The right to Liberty necessarily precludes slavery, especially since ALL men are created equal. However, there is no decree in the Declaration of Independence or right enumerated in the Constitution whereby the US Federal Government can do what it is trying to do.
Fighting to eliminate slavery - with the ancillary issue of States not being able to continue the practice of slavery which violated the Declaration of Independence and the Constitution - is radically different from the fight against Obamacare, especially from a States Rights issue. The States are not fighting to keep an immoral, unconstitutional institution running, but to keep such an institution from being established.
You made my point better than I did. You don't trade one form of slavery for another.
I very much underscore and agree with your last point, but I believe it necessary to point out that slavery violated the spirit of the Constitution, not its letter, and to whatever extent the Declaration determined the moral goals undergirding the Revolution, that did indeed lead men to finally determine that human bondage without due process of law and as a consequence of foul play and misdeed was fundamentally unjust and should never be permitted.
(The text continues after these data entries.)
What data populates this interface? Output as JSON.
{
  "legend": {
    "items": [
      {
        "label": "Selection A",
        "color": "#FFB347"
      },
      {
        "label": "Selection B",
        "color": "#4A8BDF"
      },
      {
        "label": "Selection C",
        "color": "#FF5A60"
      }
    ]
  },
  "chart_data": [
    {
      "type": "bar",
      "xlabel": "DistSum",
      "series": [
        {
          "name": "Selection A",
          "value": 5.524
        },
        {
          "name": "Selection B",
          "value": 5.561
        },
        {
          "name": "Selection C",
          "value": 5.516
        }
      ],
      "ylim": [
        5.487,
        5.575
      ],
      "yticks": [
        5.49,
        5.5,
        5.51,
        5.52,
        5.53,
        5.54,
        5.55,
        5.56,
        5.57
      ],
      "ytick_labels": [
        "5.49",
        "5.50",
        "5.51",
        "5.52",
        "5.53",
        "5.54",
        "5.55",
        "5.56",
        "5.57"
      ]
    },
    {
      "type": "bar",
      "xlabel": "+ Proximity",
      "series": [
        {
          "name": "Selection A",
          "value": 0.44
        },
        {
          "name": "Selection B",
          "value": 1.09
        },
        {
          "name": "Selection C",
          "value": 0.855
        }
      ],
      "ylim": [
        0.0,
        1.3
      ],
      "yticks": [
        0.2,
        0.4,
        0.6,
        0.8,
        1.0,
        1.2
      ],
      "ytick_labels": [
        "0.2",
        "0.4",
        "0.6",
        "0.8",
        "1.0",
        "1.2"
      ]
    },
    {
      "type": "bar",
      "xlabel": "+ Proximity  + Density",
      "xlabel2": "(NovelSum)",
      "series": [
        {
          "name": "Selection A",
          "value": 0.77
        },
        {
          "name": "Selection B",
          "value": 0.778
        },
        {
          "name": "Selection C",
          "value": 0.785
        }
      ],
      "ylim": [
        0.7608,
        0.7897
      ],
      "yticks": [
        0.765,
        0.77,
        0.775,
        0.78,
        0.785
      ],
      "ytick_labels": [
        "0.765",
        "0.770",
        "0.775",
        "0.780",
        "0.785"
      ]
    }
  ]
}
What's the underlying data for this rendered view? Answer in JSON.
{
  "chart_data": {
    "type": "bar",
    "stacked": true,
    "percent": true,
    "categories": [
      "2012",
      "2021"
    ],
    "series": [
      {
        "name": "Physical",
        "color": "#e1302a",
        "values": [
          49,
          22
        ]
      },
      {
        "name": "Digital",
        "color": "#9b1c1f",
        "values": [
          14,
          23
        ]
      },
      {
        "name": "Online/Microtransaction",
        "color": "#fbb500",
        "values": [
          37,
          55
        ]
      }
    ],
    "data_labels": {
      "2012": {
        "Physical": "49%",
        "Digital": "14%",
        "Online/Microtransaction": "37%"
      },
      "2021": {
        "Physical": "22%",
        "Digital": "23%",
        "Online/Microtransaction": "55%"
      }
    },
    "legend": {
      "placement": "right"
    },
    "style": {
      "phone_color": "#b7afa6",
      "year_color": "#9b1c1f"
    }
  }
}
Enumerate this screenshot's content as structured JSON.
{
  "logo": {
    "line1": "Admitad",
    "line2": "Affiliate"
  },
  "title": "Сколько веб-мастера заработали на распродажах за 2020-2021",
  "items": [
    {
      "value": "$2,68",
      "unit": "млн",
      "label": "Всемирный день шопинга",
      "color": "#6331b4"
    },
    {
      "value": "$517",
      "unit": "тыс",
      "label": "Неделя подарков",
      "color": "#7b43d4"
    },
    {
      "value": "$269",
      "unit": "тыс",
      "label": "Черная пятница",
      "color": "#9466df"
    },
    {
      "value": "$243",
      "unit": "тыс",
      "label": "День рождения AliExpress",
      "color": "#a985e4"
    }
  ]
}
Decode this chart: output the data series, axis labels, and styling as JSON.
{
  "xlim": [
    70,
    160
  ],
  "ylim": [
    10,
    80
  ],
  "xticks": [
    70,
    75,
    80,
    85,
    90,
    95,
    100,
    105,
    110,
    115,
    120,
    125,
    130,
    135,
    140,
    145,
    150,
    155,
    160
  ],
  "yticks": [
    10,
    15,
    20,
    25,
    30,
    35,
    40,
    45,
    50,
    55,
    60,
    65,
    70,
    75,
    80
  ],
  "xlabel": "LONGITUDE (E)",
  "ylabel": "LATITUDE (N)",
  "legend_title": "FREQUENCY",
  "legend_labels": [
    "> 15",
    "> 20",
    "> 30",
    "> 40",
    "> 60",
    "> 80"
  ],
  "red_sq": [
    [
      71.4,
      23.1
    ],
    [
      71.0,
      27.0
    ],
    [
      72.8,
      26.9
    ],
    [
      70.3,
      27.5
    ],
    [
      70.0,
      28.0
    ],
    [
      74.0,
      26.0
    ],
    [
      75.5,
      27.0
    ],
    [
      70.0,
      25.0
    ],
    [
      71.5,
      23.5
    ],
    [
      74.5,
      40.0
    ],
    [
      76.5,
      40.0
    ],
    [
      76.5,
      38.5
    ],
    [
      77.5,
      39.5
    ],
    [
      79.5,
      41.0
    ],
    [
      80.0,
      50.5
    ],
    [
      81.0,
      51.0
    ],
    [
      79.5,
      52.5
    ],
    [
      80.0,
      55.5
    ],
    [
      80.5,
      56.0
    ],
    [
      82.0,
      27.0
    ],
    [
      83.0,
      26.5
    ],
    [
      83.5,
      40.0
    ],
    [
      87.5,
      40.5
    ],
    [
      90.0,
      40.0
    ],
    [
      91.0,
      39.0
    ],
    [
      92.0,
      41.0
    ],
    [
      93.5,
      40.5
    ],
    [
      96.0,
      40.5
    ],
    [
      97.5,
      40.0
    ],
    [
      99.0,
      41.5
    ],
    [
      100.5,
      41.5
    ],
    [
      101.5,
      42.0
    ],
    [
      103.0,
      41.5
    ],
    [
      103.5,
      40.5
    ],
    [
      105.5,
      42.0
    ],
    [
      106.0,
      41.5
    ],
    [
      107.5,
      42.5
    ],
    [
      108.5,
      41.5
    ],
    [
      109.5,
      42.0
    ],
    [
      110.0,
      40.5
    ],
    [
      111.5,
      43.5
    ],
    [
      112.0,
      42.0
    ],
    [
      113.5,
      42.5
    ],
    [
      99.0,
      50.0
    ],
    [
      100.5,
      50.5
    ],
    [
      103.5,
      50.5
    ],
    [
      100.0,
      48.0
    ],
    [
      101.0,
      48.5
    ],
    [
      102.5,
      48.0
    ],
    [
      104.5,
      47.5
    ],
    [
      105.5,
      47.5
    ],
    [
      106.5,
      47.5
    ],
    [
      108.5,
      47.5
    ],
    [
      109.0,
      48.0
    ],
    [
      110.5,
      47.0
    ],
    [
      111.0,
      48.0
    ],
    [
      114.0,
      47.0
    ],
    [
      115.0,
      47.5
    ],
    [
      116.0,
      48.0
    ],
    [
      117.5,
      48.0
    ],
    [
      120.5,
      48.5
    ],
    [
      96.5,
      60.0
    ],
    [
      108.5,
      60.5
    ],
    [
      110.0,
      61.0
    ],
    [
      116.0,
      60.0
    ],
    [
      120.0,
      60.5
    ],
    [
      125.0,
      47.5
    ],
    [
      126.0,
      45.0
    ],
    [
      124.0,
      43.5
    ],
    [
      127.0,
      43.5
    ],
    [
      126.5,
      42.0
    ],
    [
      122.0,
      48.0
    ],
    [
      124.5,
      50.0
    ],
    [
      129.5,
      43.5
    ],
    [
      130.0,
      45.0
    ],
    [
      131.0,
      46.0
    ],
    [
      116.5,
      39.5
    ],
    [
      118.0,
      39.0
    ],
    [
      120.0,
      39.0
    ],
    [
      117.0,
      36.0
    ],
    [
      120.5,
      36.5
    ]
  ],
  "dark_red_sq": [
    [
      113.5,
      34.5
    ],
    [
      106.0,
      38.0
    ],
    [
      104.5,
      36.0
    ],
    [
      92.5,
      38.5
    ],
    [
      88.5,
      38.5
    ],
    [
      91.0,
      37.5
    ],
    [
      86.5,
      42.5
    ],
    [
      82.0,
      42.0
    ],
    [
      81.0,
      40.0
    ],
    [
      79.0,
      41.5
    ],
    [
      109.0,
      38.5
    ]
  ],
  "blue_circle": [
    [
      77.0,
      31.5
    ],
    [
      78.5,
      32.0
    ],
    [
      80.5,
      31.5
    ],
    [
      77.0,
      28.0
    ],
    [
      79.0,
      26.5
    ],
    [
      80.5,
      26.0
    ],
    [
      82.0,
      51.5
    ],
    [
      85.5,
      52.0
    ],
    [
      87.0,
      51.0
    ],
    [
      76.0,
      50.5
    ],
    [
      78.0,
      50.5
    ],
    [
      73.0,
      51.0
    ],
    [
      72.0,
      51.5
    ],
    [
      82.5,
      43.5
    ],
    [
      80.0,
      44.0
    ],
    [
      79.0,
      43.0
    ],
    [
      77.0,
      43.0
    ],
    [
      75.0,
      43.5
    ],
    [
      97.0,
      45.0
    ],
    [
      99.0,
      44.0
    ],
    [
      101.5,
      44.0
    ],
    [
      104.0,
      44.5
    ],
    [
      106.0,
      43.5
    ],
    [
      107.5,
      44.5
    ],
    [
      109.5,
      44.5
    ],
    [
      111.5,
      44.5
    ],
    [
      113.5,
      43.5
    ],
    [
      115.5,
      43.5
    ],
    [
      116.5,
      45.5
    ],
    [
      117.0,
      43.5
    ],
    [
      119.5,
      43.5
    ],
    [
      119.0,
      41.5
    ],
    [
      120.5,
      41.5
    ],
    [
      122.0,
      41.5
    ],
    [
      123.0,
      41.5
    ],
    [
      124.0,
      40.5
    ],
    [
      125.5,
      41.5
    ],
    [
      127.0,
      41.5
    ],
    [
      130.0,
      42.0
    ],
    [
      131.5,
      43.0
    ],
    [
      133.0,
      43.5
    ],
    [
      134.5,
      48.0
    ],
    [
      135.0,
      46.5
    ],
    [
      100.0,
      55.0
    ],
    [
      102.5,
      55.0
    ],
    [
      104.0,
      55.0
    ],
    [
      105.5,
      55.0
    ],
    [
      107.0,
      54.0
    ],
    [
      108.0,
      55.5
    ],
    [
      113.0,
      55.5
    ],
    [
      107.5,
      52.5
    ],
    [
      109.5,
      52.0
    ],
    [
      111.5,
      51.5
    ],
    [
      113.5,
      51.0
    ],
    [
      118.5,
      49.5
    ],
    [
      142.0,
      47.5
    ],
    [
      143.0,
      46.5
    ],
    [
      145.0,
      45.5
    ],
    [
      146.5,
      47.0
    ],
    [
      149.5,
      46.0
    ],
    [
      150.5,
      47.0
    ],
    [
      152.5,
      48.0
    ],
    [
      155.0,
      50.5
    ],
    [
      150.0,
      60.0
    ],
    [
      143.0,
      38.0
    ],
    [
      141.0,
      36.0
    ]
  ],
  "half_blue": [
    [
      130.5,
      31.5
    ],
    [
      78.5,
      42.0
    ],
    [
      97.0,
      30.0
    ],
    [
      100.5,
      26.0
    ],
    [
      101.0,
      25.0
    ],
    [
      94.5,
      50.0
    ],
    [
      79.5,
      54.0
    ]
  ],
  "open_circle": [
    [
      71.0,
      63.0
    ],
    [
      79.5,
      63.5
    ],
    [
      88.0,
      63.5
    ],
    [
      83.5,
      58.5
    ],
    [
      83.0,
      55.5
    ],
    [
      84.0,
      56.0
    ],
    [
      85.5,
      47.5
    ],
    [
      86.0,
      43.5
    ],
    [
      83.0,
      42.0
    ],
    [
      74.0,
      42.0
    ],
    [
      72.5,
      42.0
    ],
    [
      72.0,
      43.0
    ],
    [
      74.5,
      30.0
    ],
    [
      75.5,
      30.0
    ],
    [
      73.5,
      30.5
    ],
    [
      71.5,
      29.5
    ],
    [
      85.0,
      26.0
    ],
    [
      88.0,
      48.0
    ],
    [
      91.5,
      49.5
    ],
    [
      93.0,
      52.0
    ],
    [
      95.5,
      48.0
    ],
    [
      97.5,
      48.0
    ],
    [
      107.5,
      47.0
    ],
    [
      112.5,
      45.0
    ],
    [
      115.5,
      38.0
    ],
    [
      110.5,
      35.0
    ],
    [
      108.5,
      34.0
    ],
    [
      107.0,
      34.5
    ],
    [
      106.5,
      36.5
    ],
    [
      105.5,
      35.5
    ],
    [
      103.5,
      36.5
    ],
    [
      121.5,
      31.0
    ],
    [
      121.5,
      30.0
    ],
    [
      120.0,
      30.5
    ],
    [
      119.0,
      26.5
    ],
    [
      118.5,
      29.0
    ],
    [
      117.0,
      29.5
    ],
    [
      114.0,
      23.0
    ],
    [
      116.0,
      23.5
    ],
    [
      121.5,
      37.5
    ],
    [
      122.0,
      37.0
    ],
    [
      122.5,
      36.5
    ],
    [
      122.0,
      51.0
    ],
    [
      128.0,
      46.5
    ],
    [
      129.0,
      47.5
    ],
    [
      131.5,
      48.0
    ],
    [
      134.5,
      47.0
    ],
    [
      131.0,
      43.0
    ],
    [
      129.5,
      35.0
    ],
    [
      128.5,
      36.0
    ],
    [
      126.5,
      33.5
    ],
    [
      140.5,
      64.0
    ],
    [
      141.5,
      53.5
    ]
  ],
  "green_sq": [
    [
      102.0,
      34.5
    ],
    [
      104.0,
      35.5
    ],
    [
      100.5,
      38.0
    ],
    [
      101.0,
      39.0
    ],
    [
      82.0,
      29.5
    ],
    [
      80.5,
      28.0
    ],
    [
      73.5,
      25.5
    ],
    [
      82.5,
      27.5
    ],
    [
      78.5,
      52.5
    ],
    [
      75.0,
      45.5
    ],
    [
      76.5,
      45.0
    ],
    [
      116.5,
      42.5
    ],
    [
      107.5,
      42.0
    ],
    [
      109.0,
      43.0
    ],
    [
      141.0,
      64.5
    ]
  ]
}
Which all means that slavery was an institution that men of the best will would wok to eliminate. It did not mean that 600,000 Americans had to die in order for that to happen, nor that whole states in the South should be leveled in order to bring a region to heel, because that is exactly what happened in the ‘Civil War’ (scare quotes for obvious reasons: a civil war is between combatants vying for control of the one central government. What we had was a war of conquest by one set of states against another).